Ambassador Edwin Laurent of St. Lucia welcomed the panelists and other participants for the speech titled “Could the Chinese Initiatives and the US Strategies ‘Make the World Safe for Democracy’ in a Post Covid-19 Era?”

To better understand the rapidly changing perilous scenarios between President Xi Jinping’s “China Dream” and President Donald Trump’s “America First” policies and “Indo-Pacific strategy, we must return to history, said Professor Mendis. By quoting the late British Prime Minister Winston Churchill, the professor began his talk, saying “the farther backward you can look, the farther forward you can see.”

Revealing Beijing’s mindset in its “national rejuvenation of Chinese culture and China Dream,” Professor Mendis said that the underlying meaning of President Xi’s “Belt and Road Initiative (BRI) represents the combination of the Cosmopolitan China of the Tang Dynasty (618-907) and the Maritime Supremacy of the Ming Dynasty (1368-1644) with Chinese characteristics” to create a commercial civilization.

Ambassador Laurent and Professor Mendis pictured with other leading diplomats and expert participants from various backgrounds and regions of the world (Photo courtesy of the Embassy of St. Lucia).

Inspired by China, the Founding Fathers of the US wanted to build a “commercial republic” modeling after ancient China, explained Professor Mendis. 

At the post-World War I Paris Peace Conference, however, U.S.-China relations changed forever after Shandong province – a German concession captured by Japan during World War I – was handed over to Tokyo rather than to China. This American betrayal gave birth to the May Fourth Movement that was championed by Luo Jialun and his fellow Peking University student-leaders at the Tiananmen Square in 1919. These leaders campaigned for removing traditional values and “Mr. Confucius” and adopting Western values called “Mr. Science” and “Mr. Democracy,” said Professor Mendis.

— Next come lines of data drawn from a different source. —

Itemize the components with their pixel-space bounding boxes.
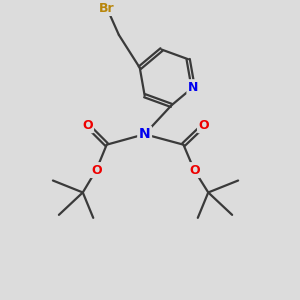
Text: Br: Br [99,2,115,14]
Text: O: O [91,164,101,177]
Text: O: O [199,119,209,132]
Text: N: N [139,127,150,141]
Text: O: O [189,164,200,177]
Text: O: O [82,119,93,132]
Text: N: N [188,81,198,94]
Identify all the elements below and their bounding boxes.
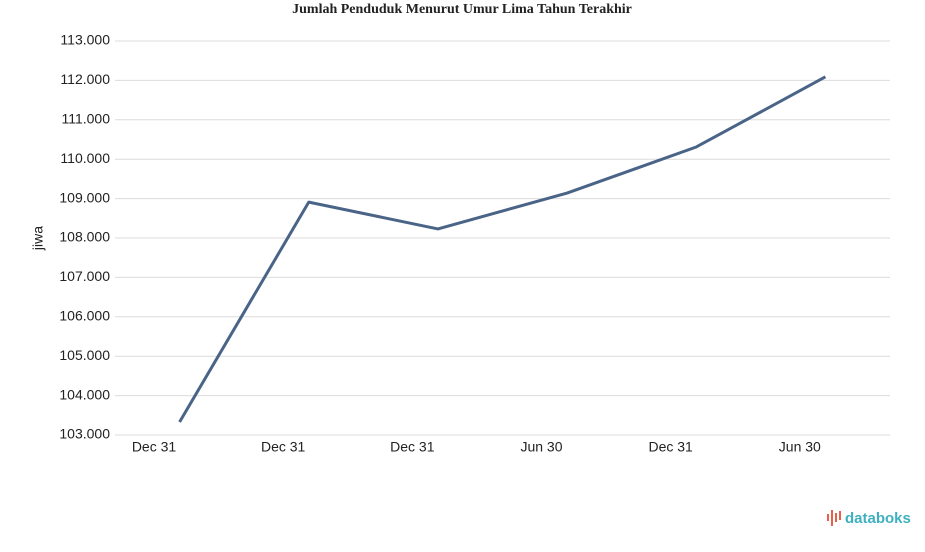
y-tick-label: 109.000 bbox=[59, 189, 110, 205]
y-tick-label: 111.000 bbox=[61, 111, 110, 127]
y-tick-label: 106.000 bbox=[59, 308, 110, 324]
y-tick-label: 112.000 bbox=[60, 71, 110, 87]
x-tick-label: Dec 31 bbox=[648, 439, 693, 455]
y-tick-label: 107.000 bbox=[59, 268, 110, 284]
y-tick-label: 108.000 bbox=[59, 229, 110, 245]
line bbox=[178, 75, 827, 423]
x-tick-label: Dec 31 bbox=[261, 439, 306, 455]
brand-icon bbox=[827, 510, 841, 526]
y-tick-label: 110.000 bbox=[60, 150, 110, 166]
chart-title: Jumlah Penduduk Menurut Umur Lima Tahun … bbox=[292, 2, 632, 17]
x-tick-label: Dec 31 bbox=[390, 439, 435, 455]
x-tick-label: Jun 30 bbox=[779, 439, 821, 455]
y-axis-label: jiwa bbox=[30, 226, 46, 251]
y-tick-label: 104.000 bbox=[59, 386, 110, 402]
y-tick-label: 105.000 bbox=[59, 347, 110, 363]
y-tick-label: 113.000 bbox=[60, 32, 110, 48]
brand: databoks bbox=[845, 510, 911, 527]
y-tick-label: 103.000 bbox=[59, 426, 110, 442]
x-tick-label: Dec 31 bbox=[132, 439, 177, 455]
x-tick-label: Jun 30 bbox=[520, 439, 562, 455]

Emphasizing Luo Jialun, who was later appointed as the first ambassador to India by President Chiang Kai-shek of the Republic of China in 1947, the American diplomat said that Taiwan kept the “May Fourth Spirit” of science and democracy alive in dealing successfully with Covid-19 when China failed to control the spread of the coronavirus with its lack of openness and transparency while America failed its functioning democracy due to its lack of capacity to trust in science over President Trump’s anti-science ideology.

Regarding the value of science and democracy during the Covid-19 challenge, both Washington and Beijing can learn from Taiwan, Professor Mendis told the audience of foreign envoys and business representatives around the world.  

Emerson De-Yi Zhou is a graduate student in the diplomacy program at the National Chengchi University and a former intern at the Department of North American Affairs of the Ministry of Foreign Affairs, Republic of China.